Yes, I’m quite alarmed about what we saw down the stretch last season (when C.J. Anderson was seriously cutting into Gurley’s workload) and what we’ve heard this offseason (whispers about a potential arthritic condition in his knee).
It’s really simple: If Todd Gurley is able to run like the MVP candidate he was during the first half of last season, the Rams are a real threat to win the Super Bowl. If he can’t, they’re not.
9) Solomon Thomas, DE, San Francisco 49ers
The first pick John Lynch and Kyle Shanahan ever made — in the third overall slot of the 2017 NFL Draft — has been totally invisible.
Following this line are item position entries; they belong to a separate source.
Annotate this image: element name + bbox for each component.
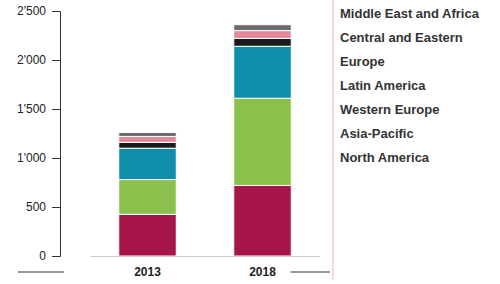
y-tick: 2'500 xyxy=(17,4,60,18)
bar-segment xyxy=(119,214,177,256)
bars xyxy=(119,25,292,256)
y-tick-mark xyxy=(52,207,60,208)
x-tick-label: 2013 xyxy=(134,265,161,279)
y-tick-label: 1'000 xyxy=(17,151,46,165)
bar-segment xyxy=(234,31,292,39)
y-tick-label: 1'500 xyxy=(17,102,46,116)
x-tick: 2013 xyxy=(134,256,161,279)
x-axis: 2013 2018 xyxy=(91,256,321,279)
y-tick-label: 2'000 xyxy=(17,53,46,67)
y-tick-label: 500 xyxy=(26,200,46,214)
bar-segment xyxy=(119,180,177,215)
y-tick-label: 0 xyxy=(39,249,46,263)
legend-entry: Western Europe xyxy=(340,102,439,117)
legend-entry: Latin America xyxy=(340,78,426,93)
bar-segment xyxy=(234,185,292,256)
bar-segment xyxy=(119,133,177,137)
y-tick-mark xyxy=(52,11,60,12)
y-tick: 1'000 xyxy=(17,151,60,165)
series-bars xyxy=(119,31,292,143)
y-tick-mark xyxy=(52,60,60,61)
legend: Middle East and Africa Central and Easter… xyxy=(340,6,480,165)
legend-entry: North America xyxy=(340,150,430,165)
series-bars xyxy=(119,46,292,179)
legend-entry: Asia-Pacific xyxy=(340,126,414,141)
y-tick-mark xyxy=(52,158,60,159)
legend-entry: Middle East and Africa xyxy=(340,6,480,21)
y-tick: 500 xyxy=(26,200,60,214)
y-tick: 1'500 xyxy=(17,102,60,116)
y-axis-line xyxy=(52,12,61,257)
bar-segment xyxy=(119,136,177,142)
decor-line xyxy=(291,272,331,273)
y-tick: 2'000 xyxy=(17,53,60,67)
x-tick-label: 2018 xyxy=(249,265,276,279)
bar-segment xyxy=(234,38,292,46)
y-tick-mark xyxy=(52,256,60,257)
series-bars xyxy=(119,38,292,148)
legend-entry: Central and EasternEurope xyxy=(340,30,463,69)
bar-segment xyxy=(119,148,177,179)
x-tick: 2018 xyxy=(249,256,276,279)
x-axis-line xyxy=(91,256,321,257)
bar-segment xyxy=(234,25,292,31)
chart: 0 500 1'000 1'500 2'000 2'500 2013 2018 Middle E… xyxy=(0,0,500,284)
y-tick-mark xyxy=(52,109,60,110)
bar-segment xyxy=(234,98,292,185)
separator xyxy=(333,0,334,280)
series-bars xyxy=(119,25,292,137)
y-tick: 0 xyxy=(39,249,60,263)
y-tick-label: 2'500 xyxy=(17,4,46,18)
decor-line xyxy=(18,272,64,273)
bar-segment xyxy=(234,46,292,98)
series-bars xyxy=(119,98,292,214)
bar-segment xyxy=(119,142,177,148)
y-axis: 0 500 1'000 1'500 2'000 2'500 xyxy=(17,4,61,263)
Thomas, who famously first bonded with Lynch when they took a class together at Stanford in the summer of 2014, seemed like a safe pick with plenty of upside. Two years into his NFL career, the defensive end has four sacks.
2019 is go time for the Niners as a team. I think they are going to surprise a lot of people and win a ton of games. On offense, Shanahan has Jimmy Garoppolo back under center and a cadre of new toys to play with (free-agent signee Tevin Coleman, as well as versatile draft picks Deebo Samuel and Jalen Hurd). On defense, Lynch seriously beefed up the front seven by adding Kwon Alexander, Dee Ford and No. 2 overall pick Nick Bosa. Imagine if Thomas lives up to the hype. Or even resembles a legit starting NFL player.